Background workers in Electron
It would have been prudent to check Javascript is too slow before assuming it. As I understand it, a common pattern in interpreted languages like Python, Ruby, Javascript (Node), is to load a compiled dynamic library and expose it so it can be called like any other module in the host language. In this way, packages exist for Javascript to interact with sqlite and libvips’s compiled C/C++ code, which turns out to as fast as the compiled daemon.
So I tried:
- Service/web workers, the way of having background threads in webapps. Neither of which have access to Node/Electron’s APIs making reading the original images not possible?
- Node’s cluster module to fork a duplicate of the Electron renderer process, but it crashed on startup because the mismatch between Node and Electron’s flags.
- Node workers, but these are still experimental and not available unless Node is explicitly compiled with them.

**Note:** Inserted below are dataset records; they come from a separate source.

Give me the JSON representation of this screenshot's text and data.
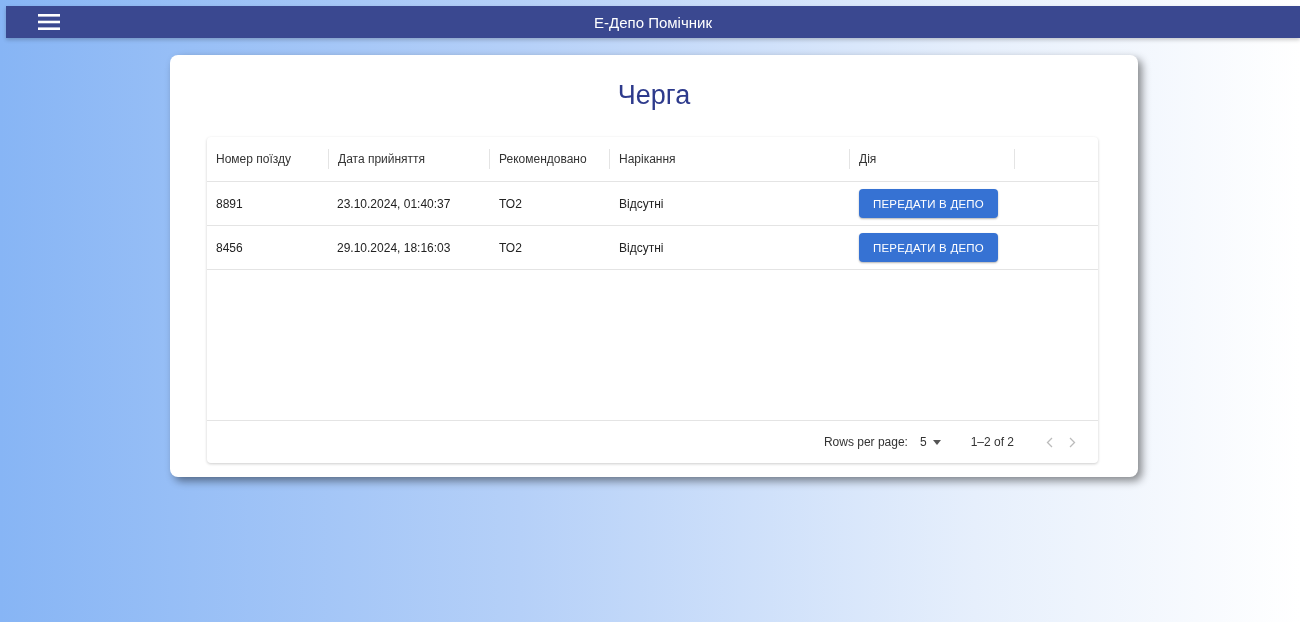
{
  "app_bar": {
    "title": "Е-Депо Помічник"
  },
  "page": {
    "title": "Черга"
  },
  "table": {
    "columns": [
      "Номер поїзду",
      "Дата прийняття",
      "Рекомендовано",
      "Нарікання",
      "Дія"
    ],
    "rows": [
      {
        "train": "8891",
        "date": "23.10.2024, 01:40:37",
        "recommended": "ТО2",
        "complaints": "Відсутні",
        "action": "ПЕРЕДАТИ В ДЕПО"
      },
      {
        "train": "8456",
        "date": "29.10.2024, 18:16:03",
        "recommended": "ТО2",
        "complaints": "Відсутні",
        "action": "ПЕРЕДАТИ В ДЕПО"
      }
    ]
  },
  "pagination": {
    "rows_per_page_label": "Rows per page:",
    "rows_per_page": "5",
    "range": "1–2 of 2",
    "previous": {
      "disabled": true
    },
    "next": {
      "disabled": true
    }
  }
}
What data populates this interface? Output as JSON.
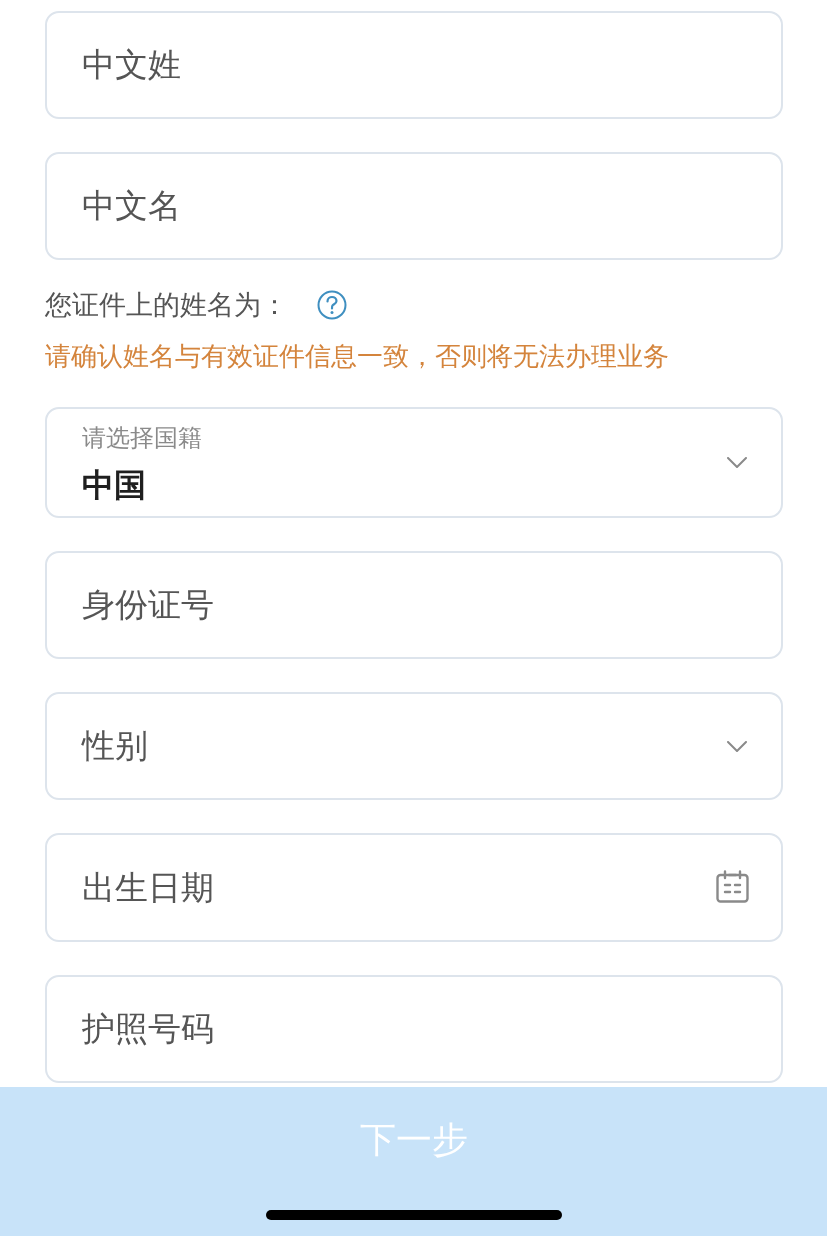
{
  "name_fields": [
    {
      "kind": "text",
      "placeholder": "中文姓"
    },
    {
      "kind": "text",
      "placeholder": "中文名"
    }
  ],
  "name_on_id": {
    "label": "您证件上的姓名为：",
    "warning": "请确认姓名与有效证件信息一致，否则将无法办理业务"
  },
  "fields": [
    {
      "kind": "select",
      "label": "请选择国籍",
      "value": "中国"
    },
    {
      "kind": "text",
      "placeholder": "身份证号"
    },
    {
      "kind": "select",
      "placeholder": "性别"
    },
    {
      "kind": "date",
      "placeholder": "出生日期"
    },
    {
      "kind": "text",
      "placeholder": "护照号码"
    }
  ],
  "next_button": {
    "label": "下一步",
    "disabled": true
  }
}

- There’s a pattern in Electron to start a second renderer process with a hidden window and use IPC as a way of getting a background process. Doing this worked, but the app was obviously sluggish when thumbnailing.
Thoughts:
- Even if I could get it working, communication with workers was challenging to get right. I’m not sure I understand the lifecycle with service workers.
- I thought packaging would be easier in all JS, but native modules need to be compiled for the version of Node Electron is using. This complicates the dev and production build. I’m using a lot of tools that work like magic (webpack, electron-builder), and I’d like to avoid having to support an abnormal usage like I did with bs-platform.
Back to the daemon
It’s fair to say all these approaches are workable, and perhaps I signed some off too early. Ultimately, I’d really like Isolate to be as low maintenance as possible, and the daemon seemed to suit that well.
I still really like Electron; some tasks a lot faster to do with an interactive gui, and it’s really powerful to quickly build tools for myself. As much vitriol as there is around it, I’d love to hear more/look into about how people construct large apps that run well like VSCode and Discord.